Posto isso, dou provimento à apelação, para reformar a sentença e conceder à parte autora o
benefício de auxílio-doença, fixando os consectários nos termos acima preconizados.
É o voto.
THEREZINHA CAZERTA
Desembargadora Federal Relatora
E M E N T A
PREVIDENCIÁRIO. APOSENTADORIA POR INVALIDEZ. AUXÍLIO-DOENÇA.
TRABALHADOR RURAL. COMPROVAÇÃO DA ATIVIDADE DE RURÍCOLA NO PERÍODO
ANTERIOR AO REQUERIMENTO. INCAPACIDADE RECONHECIDA PELO LAUDO
PERICIAL. CONCESSÃO DO BENEFÍCIO.
- Os requisitos à aposentadoria por invalidez, conforme preceituam os arts. 42 e seguintes da
Lei n.° 8.213/91, consistem na presença da qualidade de segurado, na existência de
incapacidade total e permanente para o trabalho e na ocorrência do cumprimento da carência,
nas hipóteses em que exigida. O auxílio-doença, por sua vez, é concedido nos casos de
incapacidade temporária.
- Necessária a contextualização do indivíduo para a aferição da incapacidade laborativa. Os
requisitos insertos na Lei de Benefícios devem ser observados em conjunto com as condições
sócio-econômica, profissional e cultural do trabalhador.
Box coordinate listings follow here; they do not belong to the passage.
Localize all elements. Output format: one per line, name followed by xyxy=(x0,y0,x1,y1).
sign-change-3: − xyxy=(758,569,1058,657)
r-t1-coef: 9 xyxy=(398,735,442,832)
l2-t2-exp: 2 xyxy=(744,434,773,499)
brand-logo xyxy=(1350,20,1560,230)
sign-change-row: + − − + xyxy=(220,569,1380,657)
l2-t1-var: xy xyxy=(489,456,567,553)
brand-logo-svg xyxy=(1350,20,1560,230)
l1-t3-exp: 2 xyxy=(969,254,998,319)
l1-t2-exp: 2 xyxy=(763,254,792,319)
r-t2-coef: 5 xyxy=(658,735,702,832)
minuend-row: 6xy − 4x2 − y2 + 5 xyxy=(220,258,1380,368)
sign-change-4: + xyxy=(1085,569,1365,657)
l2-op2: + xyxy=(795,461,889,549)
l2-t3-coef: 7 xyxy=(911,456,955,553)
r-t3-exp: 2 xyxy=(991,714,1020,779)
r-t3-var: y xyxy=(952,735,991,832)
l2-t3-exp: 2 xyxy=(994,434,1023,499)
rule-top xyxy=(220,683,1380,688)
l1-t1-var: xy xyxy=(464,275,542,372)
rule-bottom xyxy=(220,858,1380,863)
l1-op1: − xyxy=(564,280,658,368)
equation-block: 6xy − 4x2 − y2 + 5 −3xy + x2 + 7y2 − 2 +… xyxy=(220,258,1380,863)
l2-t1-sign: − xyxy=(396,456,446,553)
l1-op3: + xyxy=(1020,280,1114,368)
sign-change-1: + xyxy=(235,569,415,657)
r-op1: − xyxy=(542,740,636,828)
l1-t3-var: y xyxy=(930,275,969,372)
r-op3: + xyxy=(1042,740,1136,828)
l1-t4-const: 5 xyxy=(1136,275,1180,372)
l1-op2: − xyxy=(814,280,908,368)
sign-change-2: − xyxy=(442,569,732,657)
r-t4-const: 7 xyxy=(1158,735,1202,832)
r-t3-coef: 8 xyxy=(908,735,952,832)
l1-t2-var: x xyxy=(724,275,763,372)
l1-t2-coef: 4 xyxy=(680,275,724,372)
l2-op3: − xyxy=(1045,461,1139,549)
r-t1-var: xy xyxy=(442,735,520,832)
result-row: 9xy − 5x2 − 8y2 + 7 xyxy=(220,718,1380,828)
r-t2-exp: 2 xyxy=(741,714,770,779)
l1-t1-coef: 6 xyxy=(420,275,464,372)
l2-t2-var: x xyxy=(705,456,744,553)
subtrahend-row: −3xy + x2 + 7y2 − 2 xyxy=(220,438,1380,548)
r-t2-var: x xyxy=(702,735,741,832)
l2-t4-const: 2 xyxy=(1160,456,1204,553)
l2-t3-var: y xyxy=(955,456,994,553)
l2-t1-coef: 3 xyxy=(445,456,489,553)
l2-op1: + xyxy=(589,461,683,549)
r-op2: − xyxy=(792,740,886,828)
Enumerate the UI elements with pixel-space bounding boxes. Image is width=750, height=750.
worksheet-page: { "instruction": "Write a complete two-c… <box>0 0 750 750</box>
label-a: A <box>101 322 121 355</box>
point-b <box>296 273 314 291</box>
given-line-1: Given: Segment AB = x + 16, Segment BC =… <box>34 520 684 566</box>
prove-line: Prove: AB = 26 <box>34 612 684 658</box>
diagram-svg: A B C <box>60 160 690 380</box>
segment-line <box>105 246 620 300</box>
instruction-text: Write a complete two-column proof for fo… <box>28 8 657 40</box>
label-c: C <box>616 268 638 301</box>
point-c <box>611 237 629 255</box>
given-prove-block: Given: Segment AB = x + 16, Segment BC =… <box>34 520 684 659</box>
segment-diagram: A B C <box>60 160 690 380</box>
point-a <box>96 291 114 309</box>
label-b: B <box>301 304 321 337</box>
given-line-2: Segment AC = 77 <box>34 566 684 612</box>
- A atividade rural deve ser comprovada por meio de início de prova material, aliada à prova
testemunhal.
- Preenchidos os requisitos legais - quais sejam, qualidade de segurada, incapacidade e
cumprimento do período de carência (12 meses) -, é de rigor a concessão do benefício.
- Reconhecimento da procedência do pedido formulado.
ACÓRDÃO
Vistos e relatados estes autos em que são partes as acima indicadas, a Oitava Turma, por
unanimidade, decidiu dar provimento à apelação, nos termos do relatório e voto que ficam
fazendo parte integrante do presente julgado.